I witnessed a similar phenomenon take place in Harold. When he suspected he might be suffering from dementia but there was no official confirmation, he soldiered on and compensated as best he could to keep up a semblance of “normal.” As soon as the diagnosis was made, his condition acknowledged, his descent into dementia was horrifyingly rapid.

Over the final months of my placement I visited Harold as often as I could when I was in the home and struggled once or twice with having to reintroduce myself to a suspicious man.

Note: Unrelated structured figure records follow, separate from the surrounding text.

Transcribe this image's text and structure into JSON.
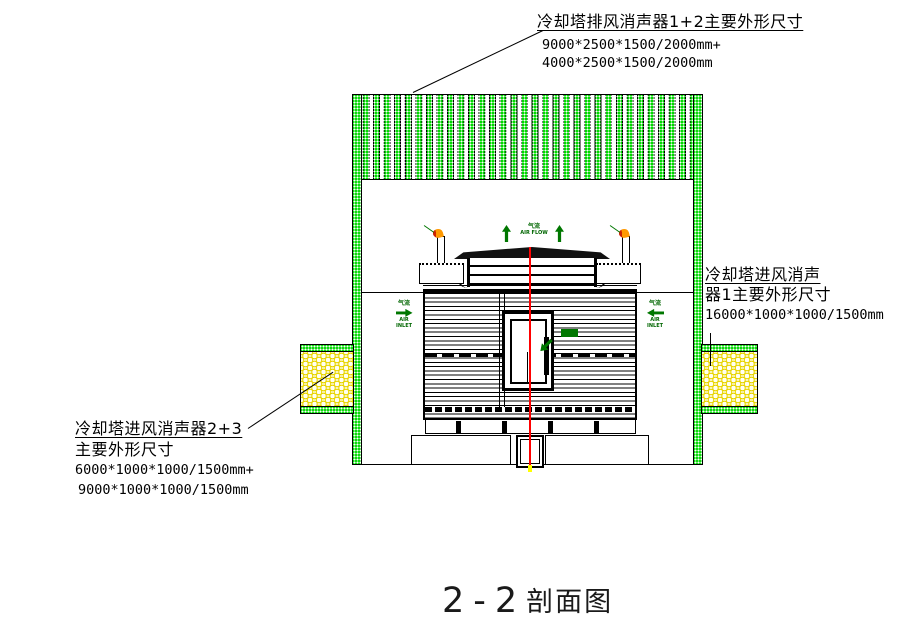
{
  "drawing": {
    "title": {
      "number": "2-2",
      "suffix": "剖面图"
    },
    "annotations": {
      "exhaust": {
        "title": "冷却塔排风消声器1+2主要外形尺寸",
        "dim1": "9000*2500*1500/2000mm+",
        "dim2": "4000*2500*1500/2000mm"
      },
      "intake1": {
        "title_line1": "冷却塔进风消声",
        "title_line2": "器1主要外形尺寸",
        "dim1": "16000*1000*1000/1500mm"
      },
      "intake23": {
        "title_line1": "冷却塔进风消声器2+3",
        "title_line2": "主要外形尺寸",
        "dim1": "6000*1000*1000/1500mm+",
        "dim2": "9000*1000*1000/1500mm"
      }
    },
    "labels": {
      "air_flow_cn": "气流",
      "air_flow_en": "AIR FLOW",
      "air_inlet_cn": "气流",
      "air_inlet_en1": "AIR",
      "air_inlet_en2": "INLET"
    },
    "colors": {
      "hatch_green": "#00d800",
      "hatch_yellow": "#e8d400",
      "centerline_red": "#ff0000",
      "label_green": "#006600",
      "end_mark_yellow": "#ffff00"
    }
  }
}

He found nights difficult and became a real problem for the staff to manage—sometimes aggressive and occasionally violent, he often had to be sedated.

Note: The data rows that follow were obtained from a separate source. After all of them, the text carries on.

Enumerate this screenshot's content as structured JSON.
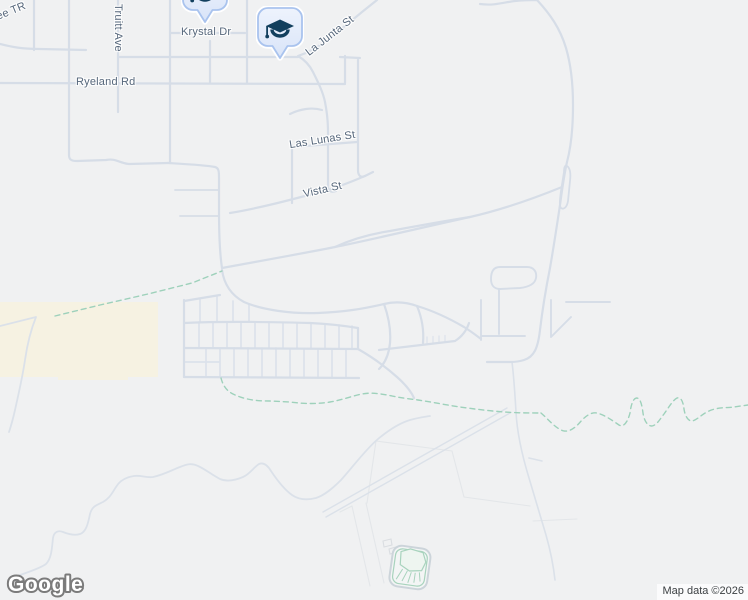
{
  "map": {
    "provider": "Google",
    "watermark": "Google",
    "attribution": "Map data ©2026",
    "colors": {
      "background": "#f0f1f2",
      "road": "#d6dde7",
      "landuse_beige": "#f6f2e2",
      "trail_dashed": "#9ed1bb",
      "street_label": "#56677b",
      "poi_pin_fill": "#e8effc",
      "poi_pin_border": "#a9c3ee",
      "poi_glyph": "#123f5e"
    },
    "street_labels": [
      {
        "text": "ree TR"
      },
      {
        "text": "Truitt Ave"
      },
      {
        "text": "Krystal Dr"
      },
      {
        "text": "La Junta St"
      },
      {
        "text": "Ryeland Rd"
      },
      {
        "text": "Las Lunas St"
      },
      {
        "text": "Vista St"
      }
    ],
    "pois": [
      {
        "category": "school",
        "icon": "graduation-cap-icon"
      },
      {
        "category": "school",
        "icon": "graduation-cap-icon"
      }
    ]
  }
}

One night I decided to do a night shift and realized that Audrey, the kindly Jamaican care worker, needed to change her clumpy shoes. As she walked between rooms checking on the residents as they slept, Harold heard jackboots. A conversation with Dr. Gee resulted in a change of uniform policy and all staff wore rubber-soled shoes. Harold soon slept again, under his bed.

To compound Harold's deterioration, Sarai was fading fast. She refused food, drank little and gradually lost all bodily function, becoming bedbound.

I started smoking. On my final day at the care home, I sat on the terrace with Chris, both of us puffing away.

“Sarai knows Harold is changing.”

I didn't want to tear up in front of my clinical supervisor, so I took a long drag on a Marlboro Red.

Chris, who had turned up early for our final, end-of-placement meeting and had spent some time with Dr. Gee in her office beforehand, dragged on her cigarette companionably and nodded while listening.

“She kept herself functional in order to look after him, I think, but once he moved in and began to deteriorate, she had nothing to save anymore. I think she gave up.”

Chris continued to smoke.

“In fact, Chris, I think she gave up when he did, and then he had nothing else to live for, so he joined her by rapidly declining. Now, I think Sarai is releasing them both. I think she is shutting her body down so that Harold will then be released to die as soon as he can.”

I coughed. “I hate this job, Chris. I've hated this placement. I want to help people live better. I want to relieve them of their mental distress and free them up to a quality of life—a life worth living.”

“Well, good thing you did this placement, because now you know it's not always possible.”

I took another long drag. “Fuck you for saying that, Chris.”

A tense pause.

Shit—now I've failed the placement because I've dissed my supervisor. Shit, shit, shit, shit, shit.

“Oh bloody hell, Chris. I'm really bloody sorry.”

Another pause, another drag.

“No apology necessary,” she said finally. “Your sentiment about this part of the training is noted.”

Noted? Noted how? Noted as in “You've crossed the line, trainee. I am going to fail you”?

Chris stubbed out her filter. “In fact, I agree with you. Fuck this and all the misery it brings to those you work with and to you yourself.”

Then I started to cry.

“You've got to face down the shit and learn from it,” Chris said then. “Don't forget, you've managed a suicidal girl—that was a great job, and well done for someone so young and inexperienced. But…” Chris lit another two cigarettes and handed one to me. “But after the easier ride at the GP practice, I decided to put you here because you needed to learn that you can't save everyone.”

My nose was running.

“Wipe your nose.”

I took the tissue that Chris handed to me.

“You did better here than I expected you would—and I knew that you would do well. Despite the malarkey.”

We both smiled.

Somewhere behind us from deep within the building a series of shrieks ran out. Someone was running from the SS dogs or screaming as a bath was being run.

The early-evening sun was setting.

“Thanks, Chris.”

“I don't want thanks—if you'd been shit, I would have told you.”